Here's the full create flow. createContainer calls the Fluid runtime's createDetachedContainer, which builds the in-memory container structure. When you call attach, it POSTs the initial summary to the server, which creates the document in storage and returns a document ID. Then it establishes the WebSocket connection, joins the document channel, and sends the connect_document handshake. Once the server responds with connect_document_success, the container is fully online and ready for real-time collaboration.
The load flow is a multi-step catch-up process. First, the URL is resolved to get all the connection parameters. Then the storage service fetches the latest snapshot — this is the bulk of the document state. Next, the delta storage service fetches any operations that happened since that snapshot. Then the WebSocket connection is established for real-time updates. The Fluid runtime hydrates the container by applying the snapshot and then replaying the missed operations. Once everything is applied, the container is synced and ready.

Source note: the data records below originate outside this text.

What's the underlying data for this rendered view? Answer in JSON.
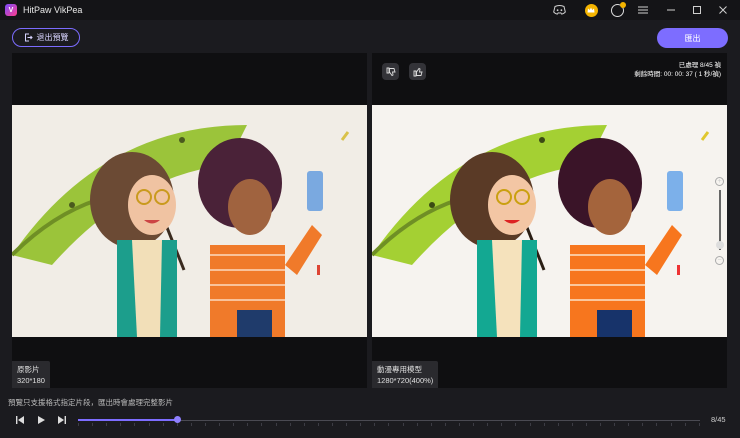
{
  "app": {
    "title": "HitPaw VikPea",
    "logo_letter": "V"
  },
  "window_controls": {
    "icons": [
      "discord-icon",
      "crown-icon",
      "account-icon",
      "menu-icon",
      "minimize-icon",
      "maximize-icon",
      "close-icon"
    ]
  },
  "toolbar": {
    "exit_label": "退出預覽",
    "export_label": "匯出"
  },
  "left_panel": {
    "label": "原影片",
    "resolution": "320*180"
  },
  "right_panel": {
    "label": "動漫專用模型",
    "resolution": "1280*720(400%)",
    "processed": "已處理 8/45 禎",
    "remaining": "剩餘時間: 00: 00: 37 ( 1 秒/禎)"
  },
  "zoom": {
    "plus": "+",
    "minus": "−"
  },
  "bottom": {
    "note": "預覽只支援格式指定片段，匯出時會處理完整影片",
    "frame_counter": "8/45",
    "progress": 0.159
  },
  "colors": {
    "accent": "#7d6dff",
    "background": "#1b1b1f"
  }
}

This diagram shows the steady-state operation flow. Client A submits an operation. The server assigns a global sequence number. Then the sequenced operation is broadcast to ALL clients — including Client A. This is important: the client doesn't apply its own operation locally until it receives the sequenced version back from the server. This ensures all clients see operations in exactly the same order, which is what makes the collaborative editing deterministic and convergent.

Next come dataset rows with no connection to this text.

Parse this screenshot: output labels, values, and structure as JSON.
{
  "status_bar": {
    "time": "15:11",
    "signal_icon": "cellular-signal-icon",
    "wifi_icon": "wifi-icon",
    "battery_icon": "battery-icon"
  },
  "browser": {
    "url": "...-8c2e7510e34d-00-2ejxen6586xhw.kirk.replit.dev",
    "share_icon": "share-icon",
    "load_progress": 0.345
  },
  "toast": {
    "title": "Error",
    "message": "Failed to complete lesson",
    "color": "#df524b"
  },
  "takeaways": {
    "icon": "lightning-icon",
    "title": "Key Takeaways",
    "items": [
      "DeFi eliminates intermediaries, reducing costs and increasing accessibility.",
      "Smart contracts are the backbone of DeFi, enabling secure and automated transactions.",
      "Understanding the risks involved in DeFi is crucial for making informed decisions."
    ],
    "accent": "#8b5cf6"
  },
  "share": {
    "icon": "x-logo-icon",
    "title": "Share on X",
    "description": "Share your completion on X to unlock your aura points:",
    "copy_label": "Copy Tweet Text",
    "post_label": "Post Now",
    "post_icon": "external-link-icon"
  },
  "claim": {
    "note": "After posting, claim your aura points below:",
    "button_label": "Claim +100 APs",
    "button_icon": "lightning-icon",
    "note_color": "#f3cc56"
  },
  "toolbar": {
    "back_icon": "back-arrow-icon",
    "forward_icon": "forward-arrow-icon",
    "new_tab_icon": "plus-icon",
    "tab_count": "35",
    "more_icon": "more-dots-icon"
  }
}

When something goes wrong, the server sends a nack back to the specific client whose operation was rejected. The nack includes a structured error type that the client can programmatically handle, a human-readable message for logging, and optionally a retryAfter value for rate-limiting scenarios. The Fluid runtime handles nacks internally — for recoverable errors like throttling, it retries automatically. For non-recoverable errors like permission denied, it surfaces the error to the application.
To wrap up, the three layers have clear separation of concerns. The server is the source of truth — it sequences operations, manages storage, and handles authentication. The driver implements the Fluid Framework interfaces, translating between the Fluid runtime's expectations and Levee's protocol. The client provides the developer-friendly API, hiding the complexity of connection management, token lifecycle, and service coordination.

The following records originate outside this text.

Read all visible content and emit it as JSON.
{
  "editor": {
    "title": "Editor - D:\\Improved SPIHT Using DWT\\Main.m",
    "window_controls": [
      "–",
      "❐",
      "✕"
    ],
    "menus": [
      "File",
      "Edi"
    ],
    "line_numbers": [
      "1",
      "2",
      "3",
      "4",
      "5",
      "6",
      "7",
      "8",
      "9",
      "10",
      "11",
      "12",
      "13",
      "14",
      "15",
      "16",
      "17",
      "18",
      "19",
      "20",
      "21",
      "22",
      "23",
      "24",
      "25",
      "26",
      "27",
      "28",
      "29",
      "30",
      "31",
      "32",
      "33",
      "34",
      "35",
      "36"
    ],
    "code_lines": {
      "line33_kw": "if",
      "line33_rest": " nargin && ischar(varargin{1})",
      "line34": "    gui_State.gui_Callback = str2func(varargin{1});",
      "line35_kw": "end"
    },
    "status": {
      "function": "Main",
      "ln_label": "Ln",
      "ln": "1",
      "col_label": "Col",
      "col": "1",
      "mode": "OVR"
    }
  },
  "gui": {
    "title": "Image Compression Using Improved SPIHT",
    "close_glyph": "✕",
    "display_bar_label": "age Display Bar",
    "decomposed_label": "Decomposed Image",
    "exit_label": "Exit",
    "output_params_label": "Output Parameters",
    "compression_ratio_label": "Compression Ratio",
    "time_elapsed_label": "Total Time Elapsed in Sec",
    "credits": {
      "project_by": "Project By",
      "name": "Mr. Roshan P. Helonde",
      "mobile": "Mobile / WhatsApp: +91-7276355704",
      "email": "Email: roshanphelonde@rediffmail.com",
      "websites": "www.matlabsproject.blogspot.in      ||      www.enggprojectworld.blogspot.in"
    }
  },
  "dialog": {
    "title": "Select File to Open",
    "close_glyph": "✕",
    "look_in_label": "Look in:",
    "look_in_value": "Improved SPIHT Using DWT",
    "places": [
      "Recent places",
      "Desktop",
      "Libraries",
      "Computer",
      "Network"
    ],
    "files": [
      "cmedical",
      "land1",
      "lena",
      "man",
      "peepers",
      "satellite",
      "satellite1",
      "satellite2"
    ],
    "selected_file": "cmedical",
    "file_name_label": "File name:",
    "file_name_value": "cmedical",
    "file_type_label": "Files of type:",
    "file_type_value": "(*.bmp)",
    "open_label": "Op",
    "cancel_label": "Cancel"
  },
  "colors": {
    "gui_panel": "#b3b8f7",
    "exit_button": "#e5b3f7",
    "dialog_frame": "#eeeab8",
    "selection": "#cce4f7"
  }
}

These are the key architectural decisions. Three connection types separate the real-time hot path from storage, allowing independent scaling. Git-compatible storage enables efficient versioning. Token separation follows the principle of least privilege. Token-mint bridges the user-facing auth with the document-level auth cleanly. Message buffering prevents data loss during startup. And Fluid Framework compatibility means existing Fluid apps can adopt Levee with minimal changes. Together, these decisions create a system that's both robust and practical.
Thanks for listening. I'm happy to dive deeper into any area — the Gleam protocol implementation, the OTP supervision architecture, the Fluid Framework integration, or anything else that caught your interest.